4D Printed Multi-stable Metamaterials with Mechanically Tunable Performance

Abstract The function of the metamaterials is determined by the configuration and spatial arrangement of the lattice microstructure. Once manufactured, the geometry and function of the metamaterials are irreversible and cannot be adapted to the environment to be variable and adjustable. This paper studies a shape-reconfigurable, functionally deployable, mechanically adjustable and reusable intelligent multi-stable metamaterial. Based on a 4D printing method that combines digital additive manufacturing technique and thermally induced shape memory polymer exhibiting significant change in modulus of elasticity, this metamaterial is created with reconfigurable, self-expandable and mechanical properties adjustable features.
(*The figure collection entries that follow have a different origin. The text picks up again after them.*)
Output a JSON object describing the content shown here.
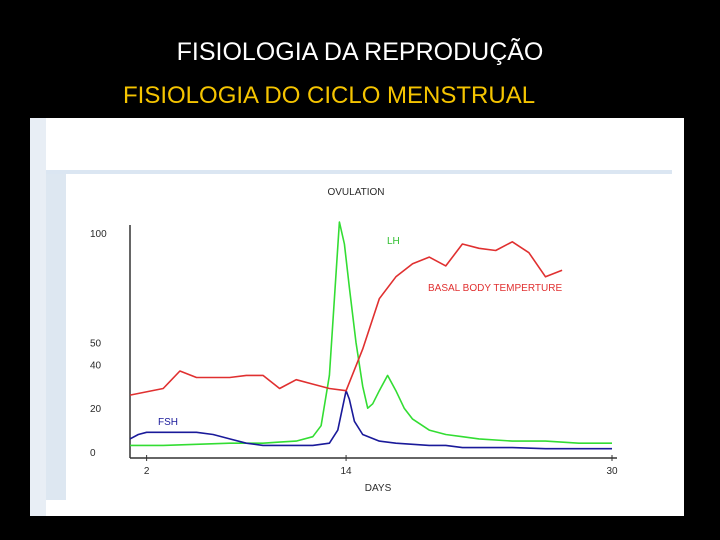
{
  "slide": {
    "title": "FISIOLOGIA DA REPRODUÇÃO",
    "subtitle": "FISIOLOGIA DO CICLO MENSTRUAL"
  },
  "colors": {
    "background": "#000000",
    "title": "#ffffff",
    "subtitle": "#f5c400",
    "lh": "#33dd33",
    "fsh": "#1a1a9a",
    "bbt": "#e03030"
  },
  "chart_data": {
    "type": "line",
    "title": "OVULATION",
    "xlabel": "DAYS",
    "ylabel": "",
    "xlim": [
      1,
      30
    ],
    "ylim": [
      0,
      100
    ],
    "x_ticks": [
      2,
      14,
      30
    ],
    "y_ticks": [
      0,
      20,
      40,
      50,
      100
    ],
    "grid": false,
    "series": [
      {
        "name": "LH",
        "color": "#33dd33",
        "points": [
          [
            1,
            3
          ],
          [
            3,
            3
          ],
          [
            5,
            3.5
          ],
          [
            7,
            4
          ],
          [
            9,
            4
          ],
          [
            10,
            4.5
          ],
          [
            11,
            5
          ],
          [
            12,
            7
          ],
          [
            12.5,
            12
          ],
          [
            13,
            35
          ],
          [
            13.3,
            70
          ],
          [
            13.6,
            105
          ],
          [
            13.9,
            95
          ],
          [
            14.2,
            75
          ],
          [
            14.6,
            50
          ],
          [
            15,
            30
          ],
          [
            15.3,
            20
          ],
          [
            15.6,
            22
          ],
          [
            16,
            28
          ],
          [
            16.5,
            35
          ],
          [
            17,
            28
          ],
          [
            17.5,
            20
          ],
          [
            18,
            15
          ],
          [
            19,
            10
          ],
          [
            20,
            8
          ],
          [
            21,
            7
          ],
          [
            22,
            6
          ],
          [
            24,
            5
          ],
          [
            26,
            5
          ],
          [
            28,
            4
          ],
          [
            30,
            4
          ]
        ]
      },
      {
        "name": "FSH",
        "color": "#1a1a9a",
        "points": [
          [
            1,
            6
          ],
          [
            1.5,
            8
          ],
          [
            2,
            9
          ],
          [
            3,
            9
          ],
          [
            4,
            9
          ],
          [
            5,
            9
          ],
          [
            6,
            8
          ],
          [
            7,
            6
          ],
          [
            8,
            4
          ],
          [
            9,
            3
          ],
          [
            10,
            3
          ],
          [
            11,
            3
          ],
          [
            12,
            3
          ],
          [
            13,
            4
          ],
          [
            13.5,
            10
          ],
          [
            14,
            28
          ],
          [
            14.2,
            24
          ],
          [
            14.5,
            14
          ],
          [
            15,
            8
          ],
          [
            16,
            5
          ],
          [
            17,
            4
          ],
          [
            18,
            3.5
          ],
          [
            19,
            3
          ],
          [
            20,
            3
          ],
          [
            21,
            2
          ],
          [
            22,
            2
          ],
          [
            24,
            2
          ],
          [
            26,
            1.5
          ],
          [
            28,
            1.5
          ],
          [
            30,
            1.5
          ]
        ]
      },
      {
        "name": "BASAL BODY TEMPERTURE",
        "color": "#e03030",
        "points": [
          [
            1,
            26
          ],
          [
            3,
            29
          ],
          [
            4,
            37
          ],
          [
            5,
            34
          ],
          [
            6,
            34
          ],
          [
            7,
            34
          ],
          [
            8,
            35
          ],
          [
            9,
            35
          ],
          [
            10,
            29
          ],
          [
            11,
            33
          ],
          [
            12,
            31
          ],
          [
            13,
            29
          ],
          [
            14,
            28
          ],
          [
            15,
            47
          ],
          [
            16,
            70
          ],
          [
            17,
            80
          ],
          [
            18,
            86
          ],
          [
            19,
            89
          ],
          [
            20,
            85
          ],
          [
            21,
            95
          ],
          [
            22,
            93
          ],
          [
            23,
            92
          ],
          [
            24,
            96
          ],
          [
            25,
            91
          ],
          [
            26,
            80
          ],
          [
            27,
            83
          ]
        ]
      }
    ],
    "annotations": [
      "LH",
      "BASAL BODY TEMPERTURE",
      "FSH"
    ]
  }
}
The macroscopic deformation and the morphology change of the lattice microstructure on the metamaterial during the compression test are analyzed using experiment and finite element method. The adjustable, selectable, and controllable for micro-lattice in the metamaterial during deformation and recovery can be achieved by microstructure gradients and composite design methods. The new micro-lattice programmable mechanical metamaterial has excellent versatility and the ability to adapt to environmental changes. This 4D printed multi-stable metamaterial has broad application prospects, such as in soft robots, smart damping interfaces, aerospace adjustable and expandable structures, and tunable function devices.